As part of its Digital Transformation of Industries Initiative, the World Economic Forum has emphasised that many of the technology building blocks required for Digitization are already in place – including AI, Big Data, Cloud Computing, IoT, social media and fast mobile networks – which together can provide a potential value to society of USD 100 Trillion by 2025.
Despite its significant potential, the economic gains of Digitisation are still to be fully realised. Industries such as automotive, healthcare and manufacturing have been slower to adopt new technologies. While more enthusiastic players in the consumer, finance and media sectors will only see large productivity dividends once they fully absorb digital technologies across their entire business workflow, according to Mckinsey.
However, in a few short months during early 2020 everything changed. Covid-19 has brought the potential for Digitising society much closer to becoming an achievable reality.
Today, many organisations are facing a major threat to their existence. Sadly, there will be companies that fall by the wayside, but the survivors must adapt in order to build new momentum in an uncertain future. CEOs can now clearly see the vulnerabilities of their current business model and understand the risks of trying to continue as before. After the economic devastation of Covid-19, there is no harm in innovating. In fact, the bigger risk is probably just trying to maintain the old status quo. In this climate, Digitisation makes more sense than ever.
The value of this change is underlined by the fact that global tech-led companies such as Zoom, Amazon and Netflix – plus regional players like China’s Tencent and India’s Zomato – have more assuredly adapted their digital business models to meet surging demand online, while traditional businesses have struggled in the face of the overwhelming challenges of the current crisis.
How Covid-19 sets the scene for widespread Digitization
A core consequence of social distancing during Covid-19 has been more time spent working from home. For many office workers, this has translated into the daily use of online tools such as Slack, WhatsApp groups and CRM tools – instead of face-to-face meetings – plus frequent team catchup conference calls and occasional attendance at virtual events.
In a few short weeks, employees have become much more comfortable with a connected style of working and are likely to be more open-minded about the introduction of a wider range of digital work processes in the future, both in their professional and home life.
Other digital trends that have increasingly taken hold in recent months include a growth in online shopping for clothing, household goods, fresh food and health products which is moving shopping away from malls and encouraging retailers to develop omni-channel strategies that provide a better consumer experience including a variety of low-touch options to buy online and pick up in store.
With a surge in demand for Internet-based shopping that has seen Amazon(1) report 25% growth year on year in Q1 of 2020, E-commerce Financing has entered the trade financing mainstream as a source of working capital to stabilise supplier cash flow when large volumes of goods are shipped to the warehouse of major online retailers such as Alibaba or eBay prior to purchase by consumers.
Digital Payment platforms – such as FPS (Faster Payment System) from HSBC – have enjoyed a surge in popularity during recent weeks, with usage up twenty-five percent from a year earlier (according to the SCMP).
Equally significantly, Online entertainment and home fitness have taken off around the world.
In a global survey of consumers by McKinsey across 41 countries, around 40-60 percent of respondents who have adopted these new products and services intend to continue into the future.
Retailers, restauranteurs and business leaders all need to learn from these new consumption patterns – in order to build a suitable new strategy around Digitisation to come out on top when the Covid-19 crisis subsides.
Lessons from the Finance Sector
Organizations in the Finance Sector have been early adopters of many digital processes designed to enrich the customer experience, develop a competitive advantage and meet tough regulatory requirements.
These processes include real-time electronic money transfer, automated teller machines, mobile transactions, digital on-boarding of new customers, online document storage, automated workflow and technology tools for management oversight.
The more innovative players – often specialist Fintechs – have already moved towards a platform-based, self-service business model with a high degree of automation, utilising e-signatures and storing all documents on the cloud.
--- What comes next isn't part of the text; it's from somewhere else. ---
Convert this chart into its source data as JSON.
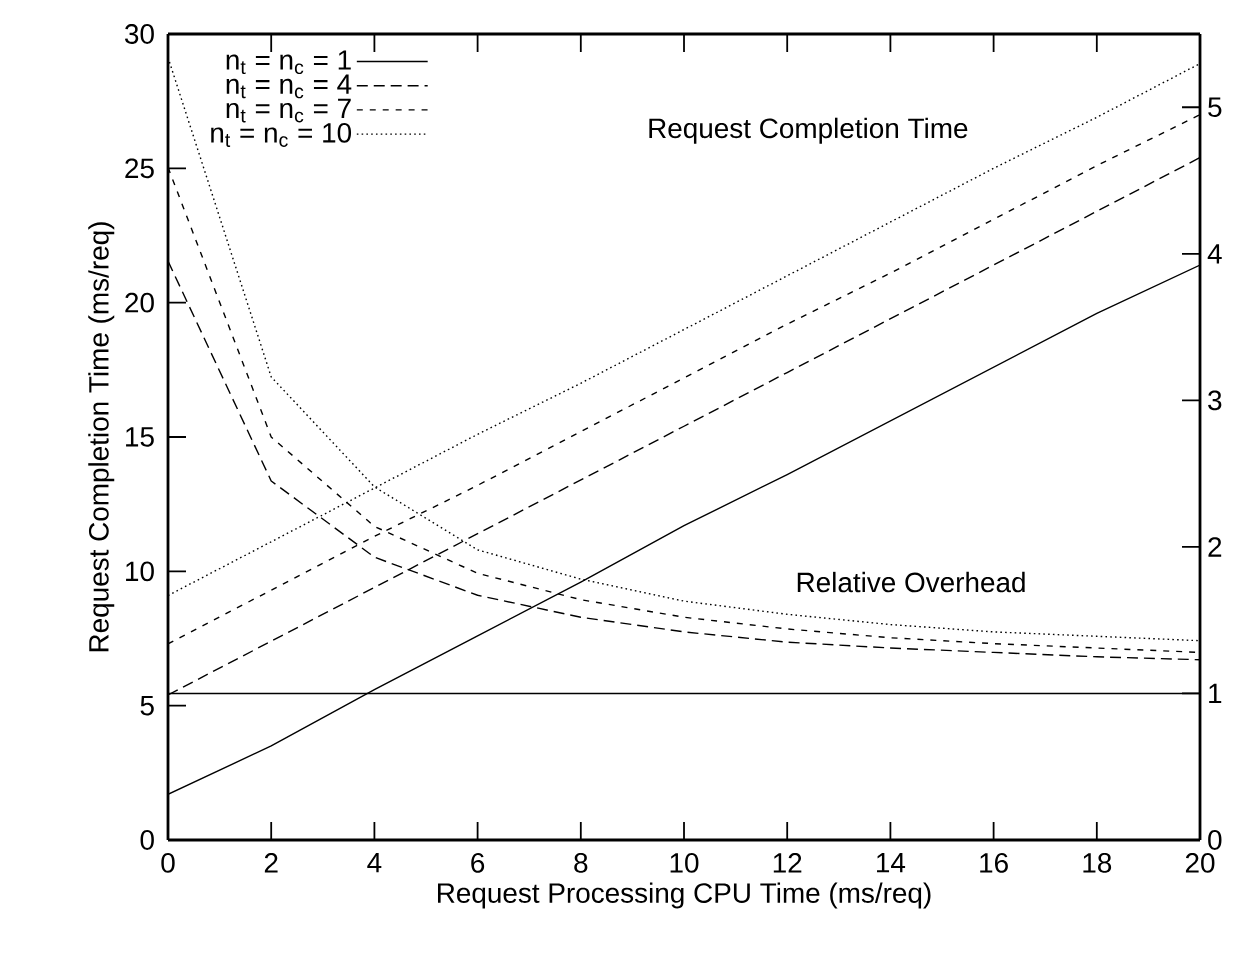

Paper-free processes are conducted entirely online including customer on-boarding and KYC (Know Your Customer) with documentation to match regulatory requirements that is easy to follow without the need for staff intervention.
This compact and efficient model offers scope for a high degree of business scalability and the potential for partnerships with other industry players as a catalyst for the true Digitisation of the Finance Sector.
The highest quality organisations use data analysis extensively to continually improve their business model and maintain a sharp focus on security to protect their data and ensure the privacy of their customers.
Other industries can learn from these developments in Finance and apply a modified approach to fit their individual requirements for Digitisation.
Next Steps towards Digitisation in a post Covid-19 World
Once CEOs realise the value of a Digitisation strategy for the survival and future success of their business, a detailed plan is required ready for action as the world emerges into the post Covid-19 world just a few months from now. This is both a major challenge and a great opportunity – a necessary step to secure a competitive advantage ahead of rival companies.
This article does not constitute legal advice.
The opinions expressed in the column above represent the author’s own.